OM – ASM : montrer les muscles
L’affiche de la 23e journée, (21h, Canal +), oppose l’Olympique de Marseille à l’AS Monaco. Une rencontre importante pour la lutte à la deuxième place et la qualification directe en Ligue des champions. Une rencontre peut-être capitale pour l’OM qui doit montrer que le projet est désormais capable de passer à la vitesse supérieure, face au Champion de France en titre.

Après la gifle reçue à l’aller (6-1), fin aout, il était difficile d’imaginer l’OM devant l’ASM quelques mois plus tard. Pourtant, force est de constater que l’OM a su faire face contre vents et marées pour ne pas couler et mieux, trouver une force collective remarquable dans la difficulté.

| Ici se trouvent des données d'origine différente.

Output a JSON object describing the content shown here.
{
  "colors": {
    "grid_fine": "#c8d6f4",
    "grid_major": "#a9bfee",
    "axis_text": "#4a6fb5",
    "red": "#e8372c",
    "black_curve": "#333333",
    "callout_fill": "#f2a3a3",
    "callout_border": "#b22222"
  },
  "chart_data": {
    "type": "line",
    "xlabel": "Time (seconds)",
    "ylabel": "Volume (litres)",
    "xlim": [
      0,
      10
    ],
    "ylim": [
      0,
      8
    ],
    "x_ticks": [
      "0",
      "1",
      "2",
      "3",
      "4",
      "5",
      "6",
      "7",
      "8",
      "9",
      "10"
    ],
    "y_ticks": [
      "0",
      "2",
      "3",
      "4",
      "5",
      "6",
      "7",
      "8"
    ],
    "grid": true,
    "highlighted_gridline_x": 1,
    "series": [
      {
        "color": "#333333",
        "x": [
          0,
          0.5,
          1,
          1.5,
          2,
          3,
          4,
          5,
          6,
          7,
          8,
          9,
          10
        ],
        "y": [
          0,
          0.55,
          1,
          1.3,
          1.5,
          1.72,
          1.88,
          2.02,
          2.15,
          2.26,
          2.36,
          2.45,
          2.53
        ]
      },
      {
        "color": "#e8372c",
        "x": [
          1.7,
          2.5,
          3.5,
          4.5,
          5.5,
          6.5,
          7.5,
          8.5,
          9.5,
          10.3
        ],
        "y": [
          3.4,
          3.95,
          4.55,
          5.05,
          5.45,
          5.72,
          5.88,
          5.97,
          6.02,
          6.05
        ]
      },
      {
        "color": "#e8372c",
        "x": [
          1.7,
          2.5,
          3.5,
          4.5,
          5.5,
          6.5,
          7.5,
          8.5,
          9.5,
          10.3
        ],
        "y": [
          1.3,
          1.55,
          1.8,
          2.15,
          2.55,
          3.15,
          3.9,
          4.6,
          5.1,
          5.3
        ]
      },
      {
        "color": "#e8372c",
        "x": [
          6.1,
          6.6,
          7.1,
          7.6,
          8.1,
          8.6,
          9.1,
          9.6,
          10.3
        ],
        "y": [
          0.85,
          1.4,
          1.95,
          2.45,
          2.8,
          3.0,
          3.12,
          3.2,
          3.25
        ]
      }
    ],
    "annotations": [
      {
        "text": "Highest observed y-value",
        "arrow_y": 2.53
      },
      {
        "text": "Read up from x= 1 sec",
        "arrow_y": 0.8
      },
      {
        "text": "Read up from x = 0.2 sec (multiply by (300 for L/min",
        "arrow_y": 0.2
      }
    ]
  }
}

Rudi Garcia a su répondre à chacun des problèmes, sur le terrain comme en dehors, et l’OM est aujourd’hui l’équipe qui semble la plus en forme pour s’installer à la place de dauphin du PSG. Presque tous les voyants sont alors au vert, tandis que l’ASM traine toujours son spleen post mercato estival, presque car une faiblesse de taille est toujours perceptible avec cet OM, incapable de gagner contre un concurrent direct.

Face au PSG ce n’est pas passé loin (2-2), à Lyon non plus malgré le score (2-0), mais l’OM ne parvient pas à achever ceux qui lui disputent désormais la suprématie de « l’autre championnat ». Pour viser la 2e place, Marseille se doit de se trouver une identité de jeu plus ambitieuse, qui passe peut-être par l’intronisation durable de Morgan Sanson à la place de Zambo Anguissa. Le retour en forme de Germain est également une bonne nouvelle pour des phocéens qui semblent avoir fait le deuil de Kostas Mitroglou. La bonne forme de Germain est d’autant plus importante que l’OM sait que pour viser les sommets, il se doit d’avoir un attaquant efficace, capable de marquer 15 à 20 buts par saison. On dit souvent qu’une bonne équipe est composée d’une colonne vertébrale forte, avec Rami, impérial derrière (L’OM n’a encore encaissé aucun but en 2018), Gustavo qui s’est imposé comme le patron de cette équipe, et Germain qui revit doucement, l’OM peut légitimement nourrir des ambitions de Ligue des champions.

Monaco déplumé, mais pas résigné

Il ne sert pas à grand-chose de revenir sur le mercato estival du côté du Rocher et la fièvre vendeuse de son propriétaire russe, mais il est impossible de ne pas repenser à cela lorsque l’on voit les difficultés actuelles de l’ASM. Il ne semble en aucun cas que les joueurs aient lâché leur entraineur, mais le talent immense et l’audace qui caractérisaient cette équipe sont partis en fumée. Jorge n’a pas remplacé Mendy, Jovetic, Balde Keita, Diakhaby, Lopes n’ont pas remplacé Mbappé et Bernardo, et Falcao malgré un début de saison extraordinaire paye aujourd’hui son manque de soutien offensif. Attention cependant, car lorsqu’un buteur de cette trempe ne marque pas deux matches de suite, en général sa volonté de faire trembler les filets s’en trouve décuplée. Et Falcao, à l’image de ses partenaires, sait montrer les muscles lorsque la situation devient critique, en terminant fort les matches.

La semaine qui arrive sera décisive pour Monaco. Avec le déplacement au Vélodrome ce dimanche soir, puis la réception de Montpellier mercredi en demi-finale de la Coupe de la Ligue, l’ASM pourrait connaître une fin de saison morose en cas de désillusion. Culotté, le board monégasque a même demandé une Coupe nationale à Leonardo Jardim. Toujours est-il que l’ASM, Champion de France en titre, voudra ce soir montrer que l’époque de la supériorité face à l’OM n’est pas révolue et si l’OM part favori sur la forme du moment, les résidus de la grande équipe monégasque version 2016-2017 peuvent encore faire des dégâts importants.